Mark Twain: A Connecticut Yankee in King Arthur's Court

THE TALE OF THE LOST LAND
CHAPTER 11: THE YANKEE IN SEARCH OF ADVENTURES (continued)

I was to have an early breakfast, and start at dawn, for that was the usual way; but I had the demon's own time with my armor, and this delayed me a little. It is troublesome to get into, and there is so much detail. First you wrap a layer or two of blanket around your body, for a sort of cushion and to keep off the cold iron; then you put on your sleeves and shirt of chain mail--these are made of small steel links woven together, and they form a fabric so flexible that if you toss your shirt onto the floor, it slumps into a pile like a peck of wet fish-net; it is very heavy and is nearly the uncomfortablest material in the world for a night shirt, yet plenty used it for that--tax collectors, and reformers, and one-horse kings with a defective title, and those sorts of people; then you put on your shoes--flat-boats roofed over with interleaving bands of steel--and screw your clumsy spurs into the heels.
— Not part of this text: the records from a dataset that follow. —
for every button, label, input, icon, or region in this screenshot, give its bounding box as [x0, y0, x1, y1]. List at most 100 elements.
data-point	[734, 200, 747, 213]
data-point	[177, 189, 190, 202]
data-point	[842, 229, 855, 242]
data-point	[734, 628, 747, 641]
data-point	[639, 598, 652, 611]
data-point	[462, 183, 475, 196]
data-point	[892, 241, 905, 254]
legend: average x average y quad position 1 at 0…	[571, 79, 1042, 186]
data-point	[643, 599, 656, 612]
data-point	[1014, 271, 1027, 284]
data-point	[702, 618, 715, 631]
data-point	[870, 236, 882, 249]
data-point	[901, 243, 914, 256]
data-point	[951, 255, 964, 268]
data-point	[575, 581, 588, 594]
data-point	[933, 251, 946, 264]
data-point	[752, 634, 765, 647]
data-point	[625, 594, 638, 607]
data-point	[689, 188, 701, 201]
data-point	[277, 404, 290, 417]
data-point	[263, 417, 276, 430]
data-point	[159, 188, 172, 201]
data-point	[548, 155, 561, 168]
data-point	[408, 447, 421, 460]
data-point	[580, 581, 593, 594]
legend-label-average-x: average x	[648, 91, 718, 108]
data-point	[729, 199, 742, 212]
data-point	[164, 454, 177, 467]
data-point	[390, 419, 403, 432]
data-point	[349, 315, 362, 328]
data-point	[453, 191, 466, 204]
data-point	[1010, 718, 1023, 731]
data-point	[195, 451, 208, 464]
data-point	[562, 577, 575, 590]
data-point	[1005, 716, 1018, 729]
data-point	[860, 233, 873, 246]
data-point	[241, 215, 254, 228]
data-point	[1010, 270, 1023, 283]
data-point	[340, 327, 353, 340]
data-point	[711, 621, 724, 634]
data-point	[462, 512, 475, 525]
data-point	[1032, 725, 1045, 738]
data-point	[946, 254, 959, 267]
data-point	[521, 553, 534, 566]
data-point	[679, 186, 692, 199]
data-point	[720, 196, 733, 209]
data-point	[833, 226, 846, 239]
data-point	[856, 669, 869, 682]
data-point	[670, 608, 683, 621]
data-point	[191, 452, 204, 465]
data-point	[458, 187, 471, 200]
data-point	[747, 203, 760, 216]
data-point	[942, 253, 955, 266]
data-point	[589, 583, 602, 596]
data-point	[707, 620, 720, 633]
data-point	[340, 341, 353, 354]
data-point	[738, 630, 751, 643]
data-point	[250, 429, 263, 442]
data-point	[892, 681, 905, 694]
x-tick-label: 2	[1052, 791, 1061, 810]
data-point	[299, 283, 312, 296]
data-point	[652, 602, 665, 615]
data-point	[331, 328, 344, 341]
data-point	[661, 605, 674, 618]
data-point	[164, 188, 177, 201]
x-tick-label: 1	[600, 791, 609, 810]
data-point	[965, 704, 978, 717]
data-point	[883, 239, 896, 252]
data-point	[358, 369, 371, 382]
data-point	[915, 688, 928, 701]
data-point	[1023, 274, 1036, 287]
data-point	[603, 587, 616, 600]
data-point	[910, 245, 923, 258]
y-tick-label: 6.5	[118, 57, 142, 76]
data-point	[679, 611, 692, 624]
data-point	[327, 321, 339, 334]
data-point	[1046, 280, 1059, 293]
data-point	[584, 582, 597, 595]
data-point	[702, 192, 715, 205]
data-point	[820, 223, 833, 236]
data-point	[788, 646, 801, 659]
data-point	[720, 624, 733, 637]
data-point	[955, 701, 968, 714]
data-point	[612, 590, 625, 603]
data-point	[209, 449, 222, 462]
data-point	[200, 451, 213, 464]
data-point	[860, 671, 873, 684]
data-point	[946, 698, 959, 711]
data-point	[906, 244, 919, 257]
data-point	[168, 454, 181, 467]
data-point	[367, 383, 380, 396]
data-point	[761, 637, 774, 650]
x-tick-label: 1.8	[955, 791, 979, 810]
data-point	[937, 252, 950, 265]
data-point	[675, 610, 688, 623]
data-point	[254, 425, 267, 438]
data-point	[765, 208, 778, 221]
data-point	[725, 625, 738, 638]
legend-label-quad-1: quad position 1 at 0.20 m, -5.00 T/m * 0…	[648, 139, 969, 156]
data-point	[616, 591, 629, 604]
Next you buckle your greaves on your legs, and your cuisses on your thighs; then come your backplate and your breastplate, and you begin to feel crowded; then you hitch onto the breastplate the half-petticoat of broad overlapping bands of steel which hangs down in front but is scolloped out behind so you can sit down, and isn't any real improvement on an inverted coal scuttle, either for looks or for wear, or to wipe your hands on; next you belt on your sword; then you put your stove-pipe joints onto your arms, your iron gauntlets onto your hands, your iron rat-trap onto your head, with a rag of steel web hitched onto it to hang over the back of your neck--and there you are, snug as a candle in a candle-mould. This is no time to dance. Well, a man that is packed away like that is a nut that isn't worth the cracking, there is so little of the meat, when you get down to it, by comparison with the shell.